Florida Republican Sen. Marco Rubio and the Heritage Foundation are now at odds over a study released by the foundation on Monday that calculates that the cost of an immigration reform proposal partly authored by Rubio would add $6.3 trillion to America's deficit.
The immigration reform proposal hammered out by a bipartisan group of senators, including Rubio, offers a 13-year pathway to citizenship for 11 million illegal immigrants already in the U.S. and is expected to begin the Senate Judiciary Committee markup process on Thursday.
According to the calculations presented in the Heritage Foundation's study, the proposal is expected to amass a "lifetime fiscal deficit" of at least $6.3 trillion. These calculations are based on the assumption that immigrants would receive $9.4 trillion in government benefits and services but only pay $3.1 trillion in taxes.
In a report on Tuesday, however, Sen. Rubio said the conclusion reached by the foundation was unique and it holds that status among experts simply because its analysis is flawed.
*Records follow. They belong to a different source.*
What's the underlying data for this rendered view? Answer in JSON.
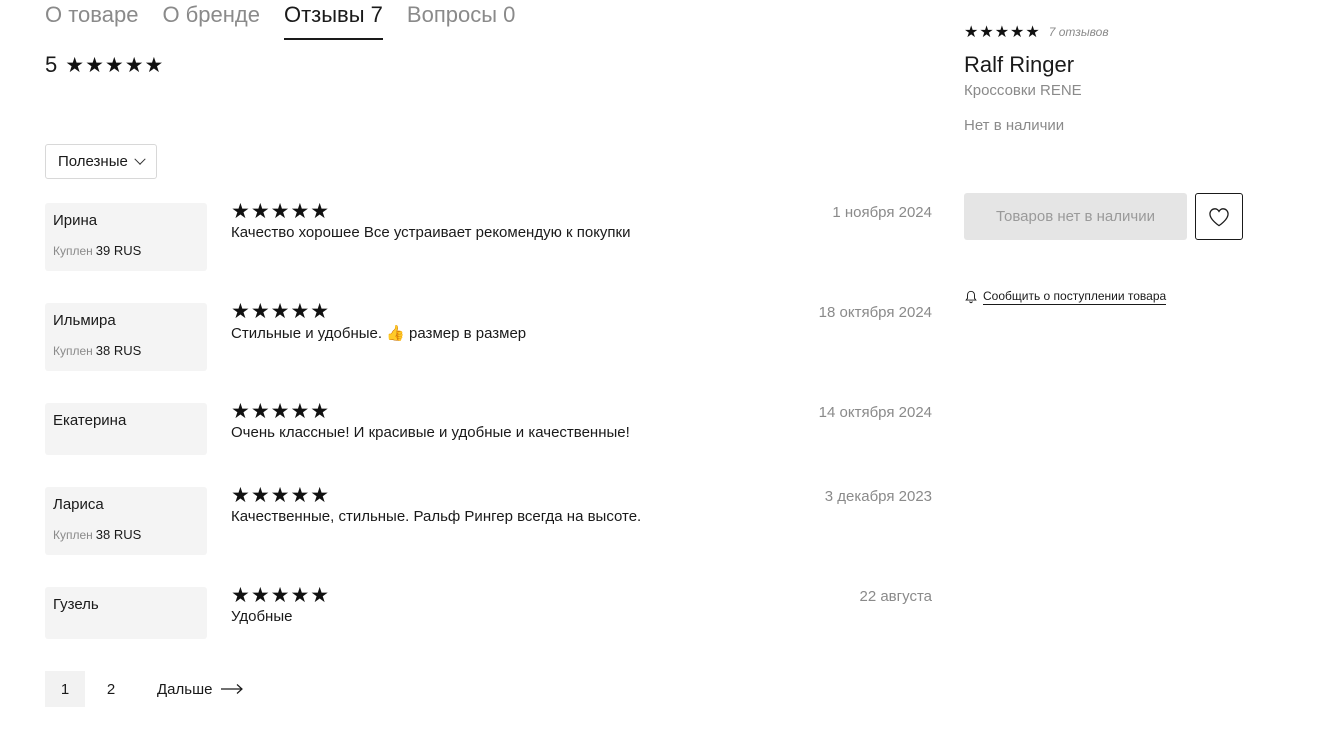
{
  "tabs": [
    {
      "label": "О товаре",
      "active": false
    },
    {
      "label": "О бренде",
      "active": false
    },
    {
      "label": "Отзывы 7",
      "active": true
    },
    {
      "label": "Вопросы 0",
      "active": false
    }
  ],
  "overall": {
    "score": "5",
    "stars": "★★★★★"
  },
  "sort": {
    "label": "Полезные"
  },
  "reviews": [
    {
      "author": "Ирина",
      "bought_label": "Куплен",
      "size": "39 RUS",
      "stars": "★★★★★",
      "text": "Качество хорошее Все устраивает рекомендую к покупки",
      "date": "1 ноября 2024"
    },
    {
      "author": "Ильмира",
      "bought_label": "Куплен",
      "size": "38 RUS",
      "stars": "★★★★★",
      "text": "Стильные и удобные. 👍 размер в размер",
      "date": "18 октября 2024"
    },
    {
      "author": "Екатерина",
      "stars": "★★★★★",
      "text": "Очень классные! И красивые и удобные и качественные!",
      "date": "14 октября 2024"
    },
    {
      "author": "Лариса",
      "bought_label": "Куплен",
      "size": "38 RUS",
      "stars": "★★★★★",
      "text": "Качественные, стильные. Ральф Рингер всегда на высоте.",
      "date": "3 декабря 2023"
    },
    {
      "author": "Гузель",
      "stars": "★★★★★",
      "text": "Удобные",
      "date": "22 августа"
    }
  ],
  "pagination": {
    "pages": [
      "1",
      "2"
    ],
    "current": "1",
    "next_label": "Дальше"
  },
  "product": {
    "stars": "★★★★★",
    "reviews_count": "7 отзывов",
    "brand": "Ralf Ringer",
    "model": "Кроссовки RENE",
    "stock_status": "Нет в наличии",
    "oos_button": "Товаров нет в наличии",
    "notify_label": "Сообщить о поступлении товара"
  },
  "icons": {
    "favorite": "heart-icon",
    "notify": "bell-icon",
    "next": "arrow-right-icon",
    "sort": "chevron-down-icon"
  }
}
Criticizing its failure to use dynamic scoring, Rubio told reporters, "Heritage, I think, is the king of dynamic scoring, and in many respects we've advocated for dynamic scoring here because of the positions that they've taken." Dynamic scoring is when economists take into account the tax revenue generated from greater economic activity
"They are the only group that's looked at this issue and reached the conclusion they've reached. Everybody else who has analyzed immigration reform understands that if you do it, and we do it right, it will be a net positive for our economy," he added.
He then argued that the flaw with the analysis is that it unfairly stereotypes immigrants as poor, uneducated government dependents.
"Their argument is based on a single premise, which I think is flawed," he said. "That is these people are disproportionately poor because they have no education and they will be poor for the rest of their lives in the U.S. Quite frankly, that's not the immigration experience in the U.S. That's certainly not my family's experience in the U.S.," he said.
Despite Sen. Rubio reportedly being a protégé and close friend of former South Carolina senator and new president of the Heritage Foundation Jim Demint, the organization shot back with a statement defending its study on Wednesday morning.
"Senator Rubio's family story is a testament to the American Dream. His parents' ability to scrimp and save and sacrifice for their children is something in which we all take pride. The story of the Rubios, in fact, makes the point we make with our study. They represent the immigration model that worked for America for centuries and one we need to get back to," noted the group.
Highlighting how the "Great Society programs" created the groundwork for the modern welfare state, the group noted in its statement that an increasing dependence on government has become a threat to the American Dream.
"That dependency has been devastating to our society; it has shattered communities, families, and individuals. It is now threatening the American Dream. This is true for all—native and immigrant alike, lawful or unlawful. We do not blame immigrants for being entrapped by that system; we blame the people who created that system. We especially blame people who now seek to expand it," said the foundation.